A few years ago, I was on a panel at DragonCon for “The State of Superhero Cinema,” and a question we got asked more than once was, “Is the superhero bubble going to burst?” Superhero movies have been raking in the dough, especially in the last eight years, and naturally fans are a little worried that what they’re witnessing isn’t the emergence of a new cornerstone of blockbuster cinema but a short-lived fad.
The thinking seems to be that if there are enough bad movies in the genre then the bubble will burst. However, what 2016 showed us is that the genre will remain popular even if every film isn’t a homerun. Furthermore, 2016 showed us that studios can find success both by playing it safe and by taking chances. There’s no single answer for how to make the genre thrive.
While Deadpool wasn’t the biggest superhero movie of 2016 (that distinction goes to Captain America: Civil War), it was the biggest success story. The film had languished in development hell for years as Fox didn’t quite know what do with it despite fans adoring Ryan Reynolds’ take on the character and the leaked screenplay from writers Rhett Reese and Paul Wernick. Eventually, the studio took a chance on the character, giving him a moderate budget and then pursuing one of the smartest marketing campaigns in recent memory. They took the R-rating and turned it into an asset.
Although Deadpool isn’t a “great” film, it’s a game-changer for the genre since it shows other studios that given the right material and the right campaign, they can have a huge success. The R-rating is no longer a kiss of death, but moreover, the superhero is established enough that films can start edging into satire. Although I wish Deadpool went a little further in making fun of the genre, it does get in some good jabs in between the cursing and the violence.

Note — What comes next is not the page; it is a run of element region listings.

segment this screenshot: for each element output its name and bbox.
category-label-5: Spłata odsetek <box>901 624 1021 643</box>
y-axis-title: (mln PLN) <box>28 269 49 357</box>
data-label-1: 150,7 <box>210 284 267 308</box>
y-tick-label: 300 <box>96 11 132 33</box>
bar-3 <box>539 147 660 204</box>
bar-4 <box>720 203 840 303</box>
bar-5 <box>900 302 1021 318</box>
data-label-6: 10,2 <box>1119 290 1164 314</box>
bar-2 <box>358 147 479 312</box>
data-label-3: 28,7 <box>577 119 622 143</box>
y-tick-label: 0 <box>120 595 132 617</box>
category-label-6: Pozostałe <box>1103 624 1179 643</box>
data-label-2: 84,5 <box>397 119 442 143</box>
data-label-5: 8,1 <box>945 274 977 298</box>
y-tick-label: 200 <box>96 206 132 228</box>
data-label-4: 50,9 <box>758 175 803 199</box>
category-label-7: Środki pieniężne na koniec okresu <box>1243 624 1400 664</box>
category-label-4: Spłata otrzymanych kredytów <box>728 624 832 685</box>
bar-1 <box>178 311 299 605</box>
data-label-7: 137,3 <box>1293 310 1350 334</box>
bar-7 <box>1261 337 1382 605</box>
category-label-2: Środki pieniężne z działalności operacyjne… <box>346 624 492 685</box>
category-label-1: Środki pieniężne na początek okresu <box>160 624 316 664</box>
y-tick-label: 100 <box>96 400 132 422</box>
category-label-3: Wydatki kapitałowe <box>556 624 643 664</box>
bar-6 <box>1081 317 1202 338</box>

Deadpool may have been the biggest superhero success story of the year, but on the flipside, Batman v Superman: Dawn of Justice was its biggest disappointment. The movie bore all the signs of what can go wrong when a studio decides to rush its universe building in favor of quick profit. Even those who weren’t offended by Batman v Superman would likely agree that nothing would have been harmed if we had gotten at least one more solo Superman film before Batman, Wonder Woman, and everyone else started charging in.
However, it’s tough to say what that Superman movie would be. It’s difficult to get a handle on what director Zack Snyder wants from the iconic hero. On the one hand, he wants the audience to know that the sign on Superman’s chest means “hope”, and yet on the other hand, he wants to depict Superman as an aloof god, tethered to humanity only by his love of Lois Lane and Ma Kent. Perhaps the character could have been better fleshed out if he had another movie where he was the primary focus, but in their haste to catch up to Marvel, Warner Bros. basically made Justice League 0.5: Dawn of Sadness.
Given the reaction to Batman v Superman, Warner Bros. will be course-correcting again when it comes to Justice League, and while it’s encouraging that the studio is listening to fans, they were also listening to fans post-Man of Steel, and the result was a film that diminished Batman and Superman. Perhaps with Geoff Johns taking on a larger role at the studio, they’ll figure out what they’re doing, but 2016 was not a great year for them.